LOS ANGELES - As NASA’s Mars Curiosity rover continues to venture along the vast landscape of the red planet, a series of unsettling photographs was recently sent back to Earth, capturing a truly eerie and lonely landscape.
The Curiosity rover has been on a hunt for evidence of past life on the planet, but recent photographs depict a visibly lifeless and desolate view of Gale Crater, a massive indentation on the planet’s surface estimated to be roughly 3 billion years old.
NASA said Curiosity has been exploring the Gale Crater for more than six years since it landed on Mars in late 2012, acquiring rock, soil and air samples for analysis and hunting for special rocks or materials that might present evidence of organic life.

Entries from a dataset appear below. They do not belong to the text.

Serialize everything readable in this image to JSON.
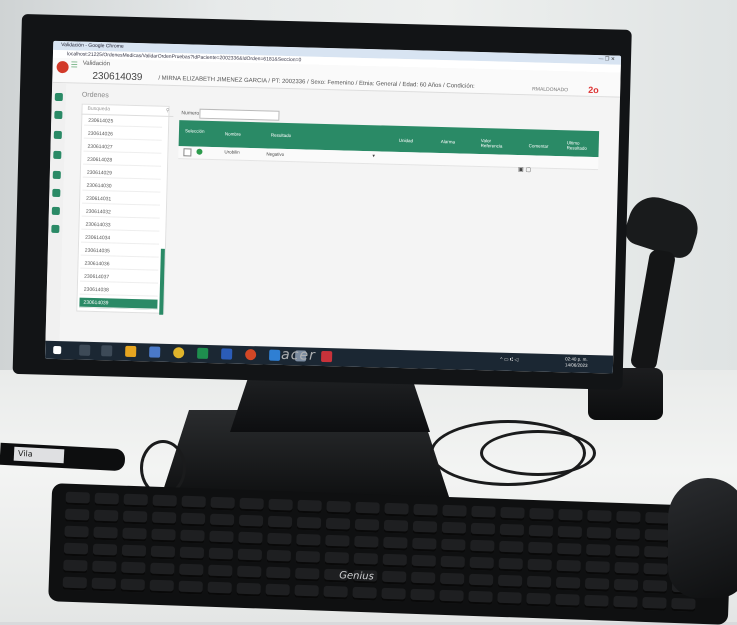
{
  "browser": {
    "window_title": "Validación - Google Chrome",
    "url": "localhost:21225/OrdenesMedicas/ValidarOrdenPruebas?IdPaciente=2002336&IdOrden=6181&Seccion=0",
    "window_controls": "— ❐ ✕"
  },
  "app": {
    "menu_icon": "☰",
    "title": "Validación",
    "order_number": "230614039",
    "patient_line": "/ MIRNA ELIZABETH JIMENEZ GARCIA / PT: 2002336 / Sexo: Femenino / Etnia: General / Edad: 60 Años / Condición:",
    "user": "RMALDONADO",
    "user_icon": "2o"
  },
  "orders": {
    "heading": "Ordenes",
    "search_placeholder": "Busqueda",
    "items": [
      "230614025",
      "230614026",
      "230614027",
      "230614028",
      "230614029",
      "230614030",
      "230614031",
      "230614032",
      "230614033",
      "230614034",
      "230614035",
      "230614036",
      "230614037",
      "230614038",
      "230614039"
    ]
  },
  "filter": {
    "label": "Numero:",
    "value": ""
  },
  "table": {
    "headers": [
      "Selección",
      "Nombre",
      "Resultado",
      "Unidad",
      "Alarma",
      "Valor Referencia",
      "Comentar",
      "Ultimo Resultado"
    ],
    "rows": [
      {
        "name": "Urobilin",
        "result": "Negativo",
        "dropdown": "▾",
        "icons": "▣ ▢"
      }
    ]
  },
  "taskbar": {
    "tray": "^ ▭ ⑆ ◁",
    "time": "02:40 p. m.",
    "date": "14/06/2023"
  },
  "hardware": {
    "monitor_brand": "acer",
    "keyboard_brand": "Genius",
    "marker_label": "Vila"
  }
}
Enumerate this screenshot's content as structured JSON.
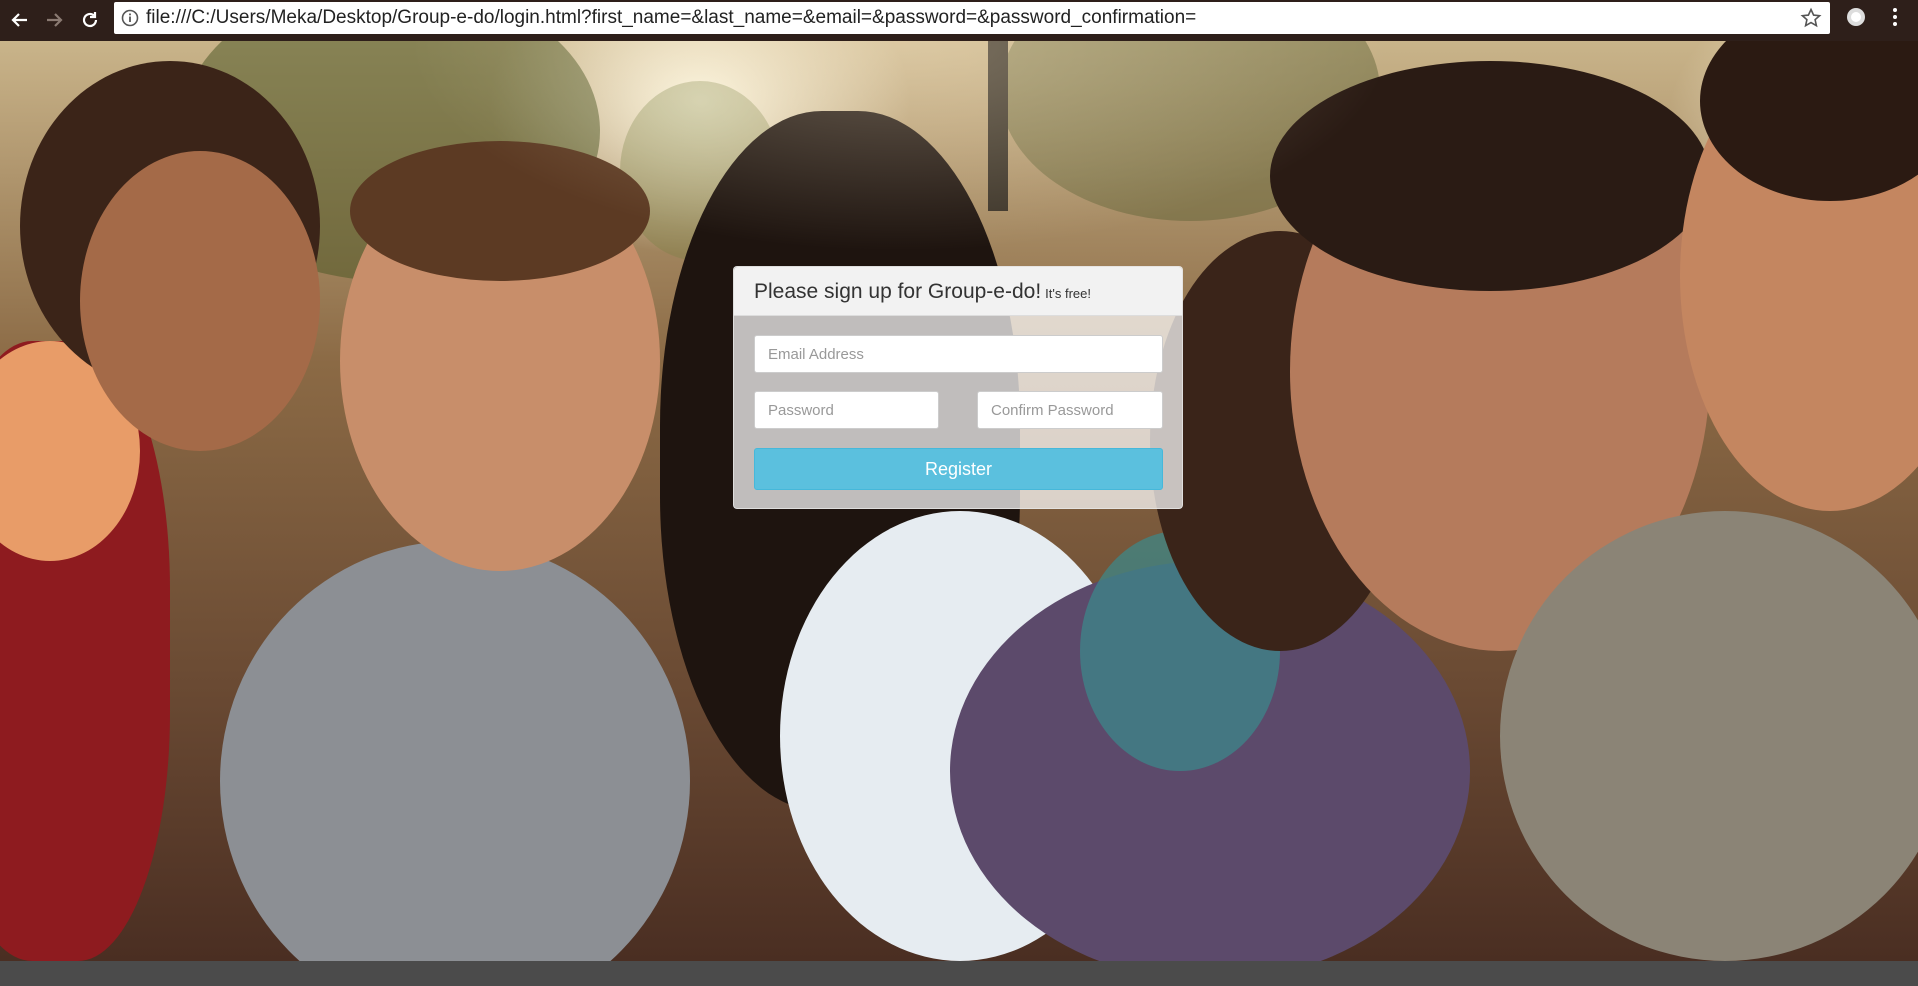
{
  "browser": {
    "url": "file:///C:/Users/Meka/Desktop/Group-e-do/login.html?first_name=&last_name=&email=&password=&password_confirmation="
  },
  "signup": {
    "title": "Please sign up for Group-e-do!",
    "subtitle": "It's free!",
    "email_placeholder": "Email Address",
    "password_placeholder": "Password",
    "confirm_placeholder": "Confirm Password",
    "register_label": "Register"
  },
  "colors": {
    "register_button": "#5bc0de",
    "chrome_bar": "#2e1f1a"
  }
}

According to a blog post by Kristen Bennett, planetary geologist at the USGS Astrogeology Science Center, Curiosity was traversing up a rock structure known as the Central Butte in hopes of studying the sedimentary layers of the rocky terrain. While doing this, the rover was able to capture dreary yet awe-inspiring photographs of the eons-old crater.
NASA’s Mars Curiosity rover recently sent back photographs capturing a truly eerie and lonely landscape of the red planet.
One of the photographs sent back shows a vast rim of the crater that NASA speculates was the result of a massive meteor impact, eventually forming a large lake bed when the planet’s surface had water.
While Curiosity was originally sent to specifically explore Gale Crater, it now takes the mantle for robotic Martian exploration after its precursor, the Opportunity, lost contact with NASA following a massive dust storm that blanketed its location in 2018.
Along with the InSight lander, Curiosity continues to explore the red surface in search of signs of microbial life while awaiting the arrival of NASA’s upcoming Mars 2020 rover and the European Space Agency’s ExoMars rover that are both set to launch in July 2020.